Reimbursements would be covered by the membership fee, but also a combination of those federal subsidies, a portion of the company’s tax breaks—and perhaps a Biden Executive Order for a percentage of its excess profits for the previous year. If 30 percent of the nation’s 243.4 million licensed drivers enroll, the government would earn an annual $730.2 membership fees; at 50 percent, $1.2 million.
The plan’s advantages are obvious and numerous.
For the environment:
+ decreasing carbon emissions
+ increasing motorists’ awareness of global warming
+ increasing volunteers to fight global warming
For the $1 member:
+ helping to fight global warming
+ decreasing in gas price ($1 per gallon)
+ decreasing maintenance needs and costs (oil changes, etc)
+ decreasing wear on tires
+ decreasing mileage by ganging errands and car pooling
+ decreasing wear on roads and highways
For the gas station:
+ increasing customers
+ ease in making change
+ decreasing bookkeeping, reports to company
+ Ends providing free coffee
For the gas/oil industry:
+ increasing customers
+ increasing profits by volume sales
+ federal reimbursements from the $1 “loss-leader”
+ federal monitoring eases bookkeeping, identifying and punishing violators
The $1 plan is scarcely the only one available, of course, to keep fossil fuels in the ground. Other cheaper and emission-free power sources are rapidly phasing out fossil-fuels, as Biden predicted. The auto industry’s major shift to electrical vehicles —320,00 sold in the US first quarter of 2023— and the “shattering growth ” of solar/wind power use, according to the International Energy Agency, are overtaking coal, oil, natural gas, and nuclear energy.
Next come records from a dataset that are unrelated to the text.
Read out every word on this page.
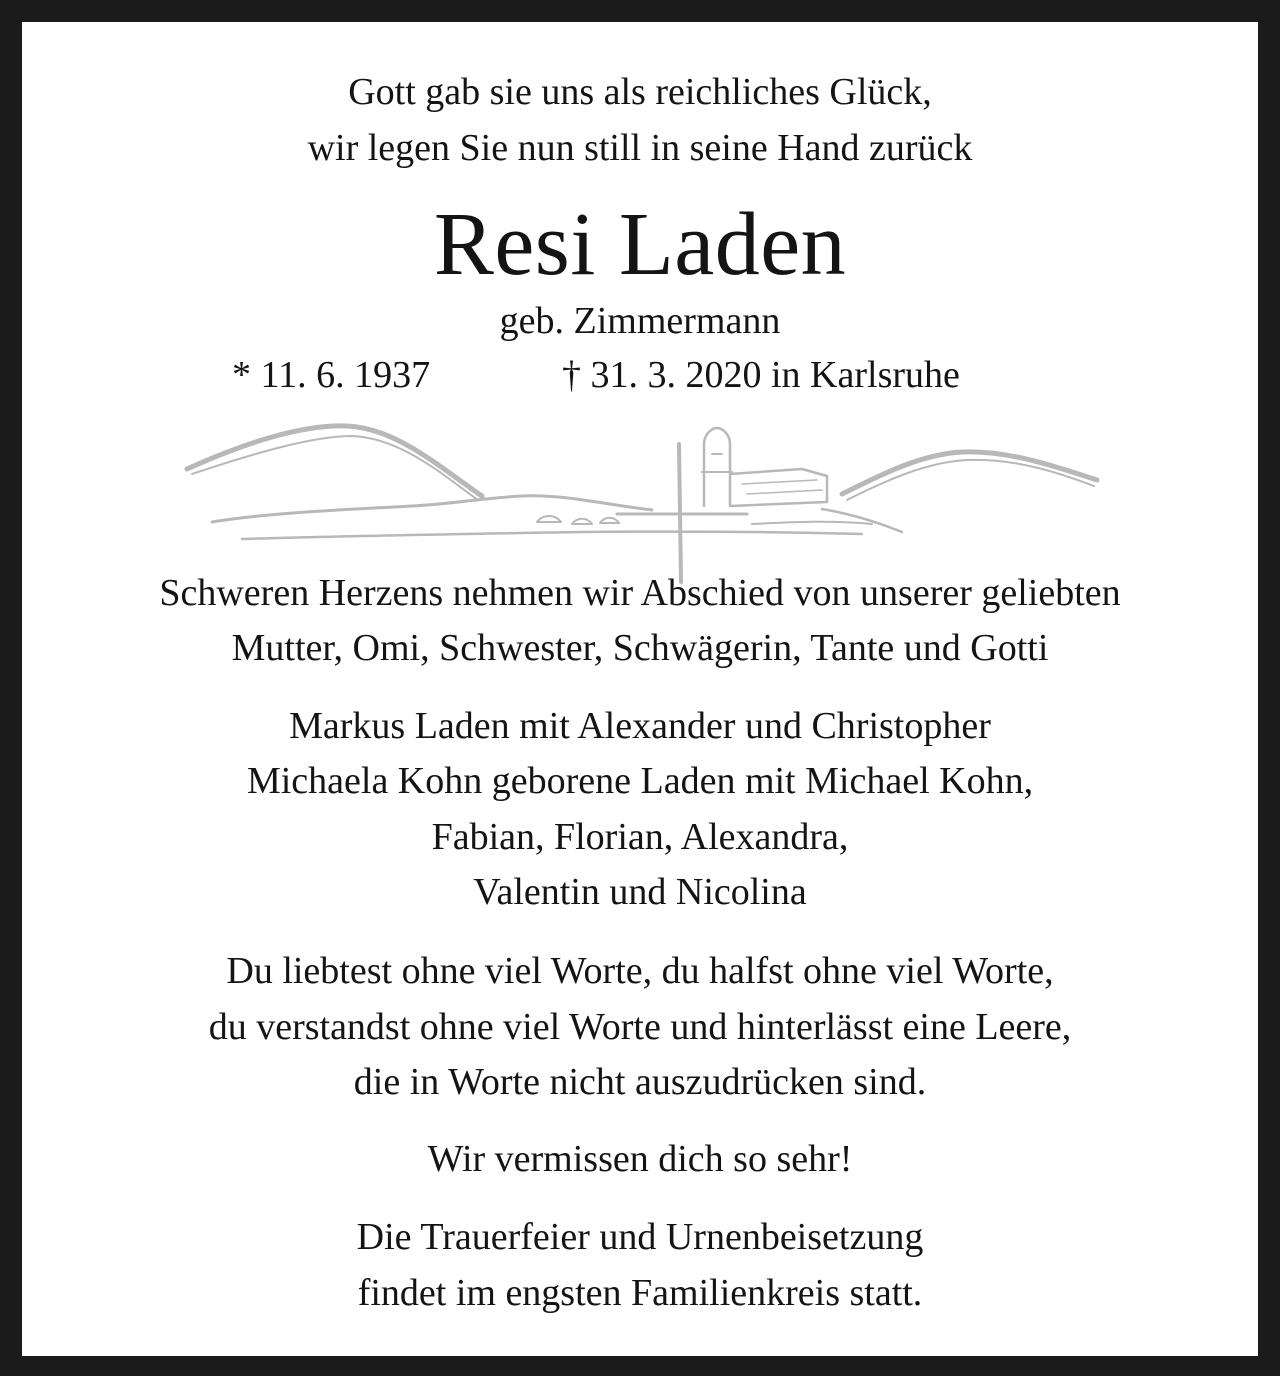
Gott gab sie uns als reichliches Glück,
wir legen Sie nun still in seine Hand zurück
Resi Laden
geb. Zimmermann
* 11. 6. 1937	† 31. 3. 2020 in Karlsruhe
Schweren Herzens nehmen wir Abschied von unserer geliebten
Mutter, Omi, Schwester, Schwägerin, Tante und Gotti
Markus Laden mit Alexander und Christopher
Michaela Kohn geborene Laden mit Michael Kohn,
Fabian, Florian, Alexandra,
Valentin und Nicolina
Du liebtest ohne viel Worte, du halfst ohne viel Worte,
du verstandst ohne viel Worte und hinterlässt eine Leere,
die in Worte nicht auszudrücken sind.
Wir vermissen dich so sehr!
Die Trauerfeier und Urnenbeisetzung
findet im engsten Familienkreis statt.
A year ago, Biden favored doing a national climate emergency proclamation to deal with the increasing climate disasters in this country. He’s been faulted for not using it thus far. But a far more effective measure would be to issue an Executive Order declaring permits for both the Willow project and West Virginia’s Mountain Valley pipeline need further environmental reviews under the new Justice40 Initiative. That could take a few years.
In the meantime, Biden, his aides and climate teams are on the front lines, no matter what heavy artillery the industry and his opponents use in the 2024 election season. He and his staff do hear many environmentalists’ denunciations of “betrayal,” or cries for speedups on fighting climate change—but also an awakening public’s realization that “the planet is on fire!”
If a successful, non-violent movement requires only 3.5 of a country’s population (U.S. over 18: 9.1 million), maybe $1 gas would convince them to help put it out.